By FARAH PRINCE
Yuxuan Liu, a freshman at Brooklyn’s Ft. Hamilton H.S. who immigrated to the U.S. two years ago, spoke clearly in front of the New York City Council Committee on Education as a youth leader from the Asian American Student Advocacy Project on Tuesday.
He looked into their eyes and described his school, the most populous high school in New York State, which has close to 4,400 students packed into one building.
“Our seats are very close to each other’s.” Liu said about classrooms, which typically have a class size of close to 40 students.
In addition to broken heating and air-conditioning systems and dangerously packed hallways, Liu criticized the lack of enough of teachers and counselors.
“Every time I go to my guidance counselor for help,” Liu explained. “There are always students waiting on line.”
Another student, Tianhao Zhang, from Francis Lewis H.S. described a similar situation at his school.
“People usually meet with their guidance [counselors] once or twice a year,” he said. “Some of my friends even told me that they did not meet with their guidance [counselors] for the entire year.”
The inability of educators and counselors to adequately serve overpopulated schools was just one of the issues touched on at the hearing led by Councilman Daniel Dromm.
The hearing focused on the extent of overcrowding in City public schools and the Department of Education’s efforts to rectify the situation.

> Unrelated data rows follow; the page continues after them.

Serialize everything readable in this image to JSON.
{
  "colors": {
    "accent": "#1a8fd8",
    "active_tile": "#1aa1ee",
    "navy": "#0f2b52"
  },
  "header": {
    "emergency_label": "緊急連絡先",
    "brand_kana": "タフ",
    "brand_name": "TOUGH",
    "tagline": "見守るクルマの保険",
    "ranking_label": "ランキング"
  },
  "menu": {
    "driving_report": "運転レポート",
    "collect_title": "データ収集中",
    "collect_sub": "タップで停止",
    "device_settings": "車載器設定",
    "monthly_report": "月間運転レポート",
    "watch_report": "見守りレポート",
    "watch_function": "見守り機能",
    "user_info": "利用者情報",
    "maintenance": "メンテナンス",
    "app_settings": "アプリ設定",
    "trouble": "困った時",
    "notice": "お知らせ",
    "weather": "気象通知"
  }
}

A July 2014 report by the Independent Budget Office, stated that overcrowding in City schools have steadily increased from 2007-2008 through 2012-2013. And an audit last July by the City Comptroller found that more than one-third of the 1,500 public school buildings were overcrowded in 2012. These figures, compiled in the DOE’s Enrollment, Capacity and Utilization Report, also known as the “Blue Book” may be “misleading”, said Dromm, because they failed to add in a number of factors, like the students who are moved into trailers.
Also at the meeting was Lorraine Grillo, President of the New York City School Construction Authority, who told the Committee that there were now 490,000 students in overcrowded schools.

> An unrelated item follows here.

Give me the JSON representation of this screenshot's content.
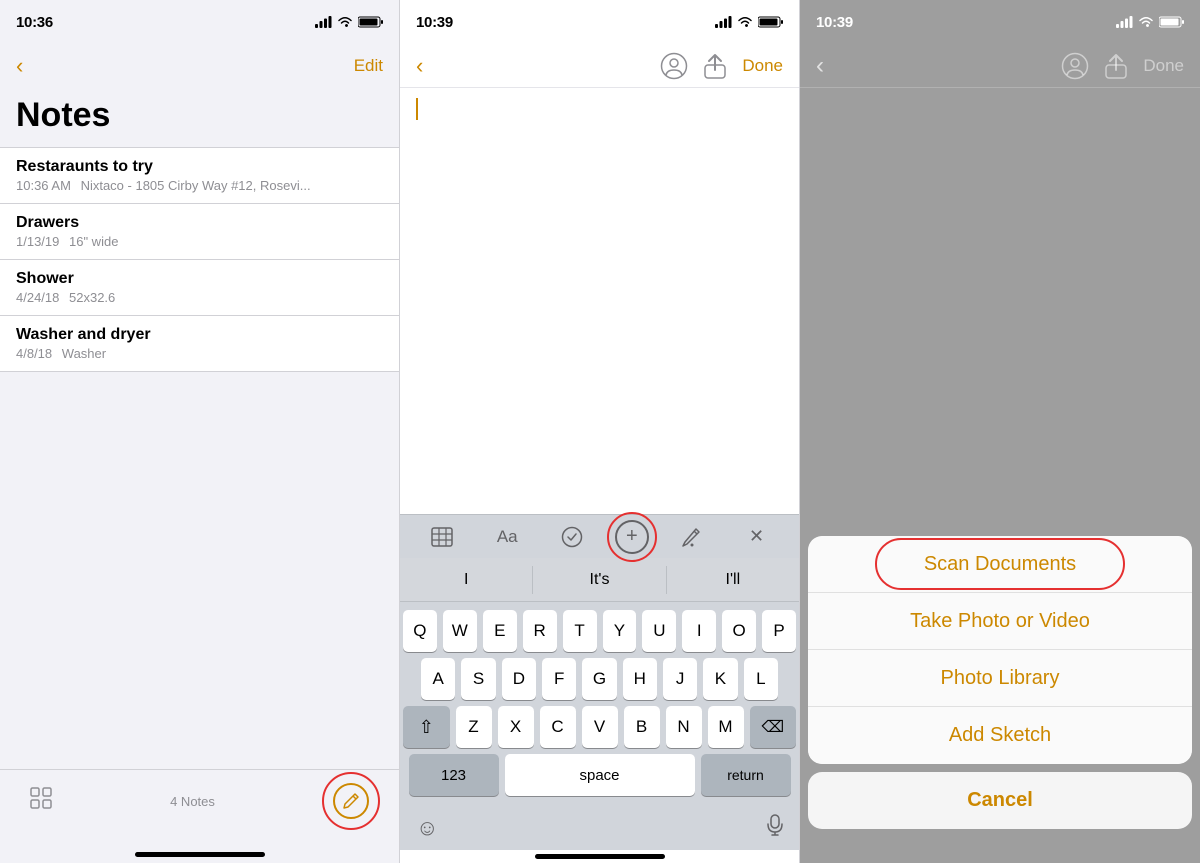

Some schools, she testified, have converted utility closets and other administrative rooms into classrooms.
Dromm, a former social studies teacher at P.S. 99 in Sunnyside described a day when he saw the supply closet turned into a classroom.
“They brought out the rakes, shovels, and threw up some paint,” Dromm explained. “And turned it into the speech room.”

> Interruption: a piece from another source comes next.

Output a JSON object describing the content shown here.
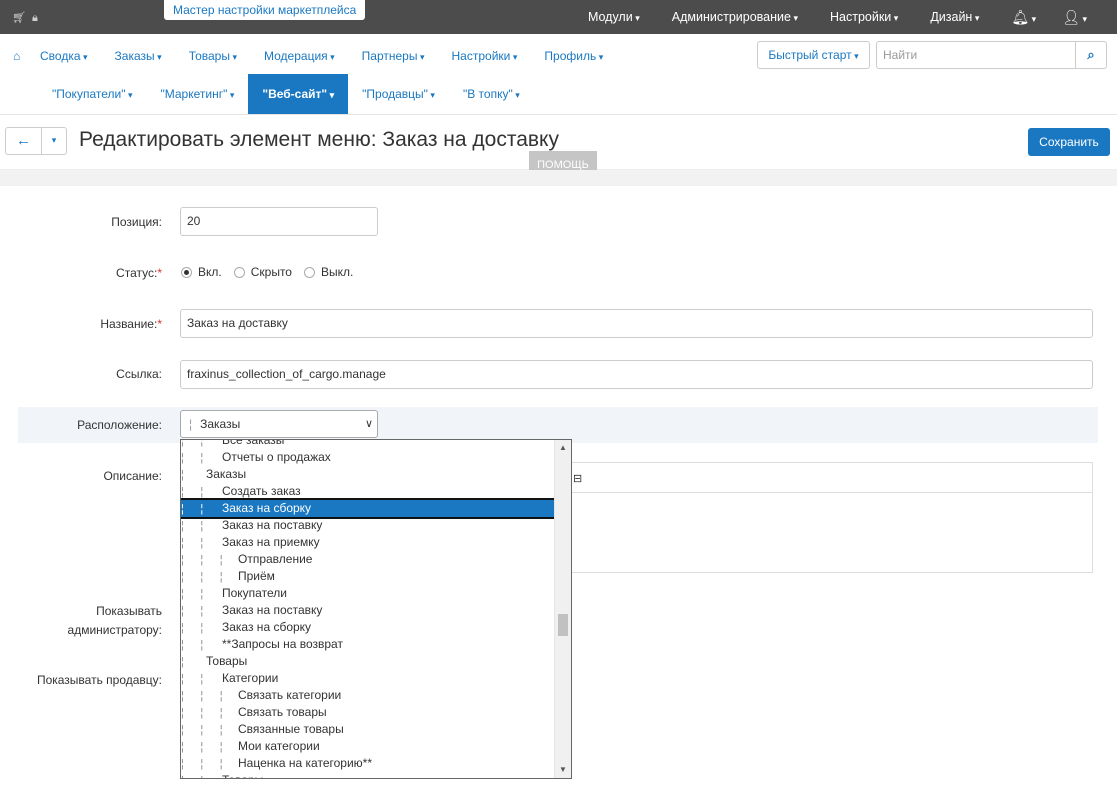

In addition to converting rooms that aren’t meant to be classroom, many “specialty rooms such as science labs, art rooms, and computer labs, are used.
Deputy Chancellor Elizabeth Rose said schools are required to have a certain number of specialty rooms based on the number of students enrolled. For a school that has 251 to 750 students, they should have three specialty rooms.
“So the Board of Education thinks that a population of 500 students can suffice with three specialty rooms?” asked Councilwoman Inez Barron.
The hearing also focused on a pending bill in Albany and iurged legislators to reject any attempt to raise the cap on the number of charter schools.
The cap on charter schools has already been risen twice. In April 2007, the cap on the number of charter schools was doubled from 100 to 200 and then in 2010, the Legislature allowed 260 additional charter schools.
Of the 260 additional charter schools, 156 remain unused.
Committee members also highlighted charges of financial mismanagement in charter schools. A November 2014 report by The Center for Popular Democracy and The Alliance for Quality Education estimated that New York could lose $54 million in charter school fraud in 2014.
Because charter schools are publicly funded, the city is required to provide free space for new or expanding schools by co-locating the charter in an existing, crowded city schools or paying rent for a private space.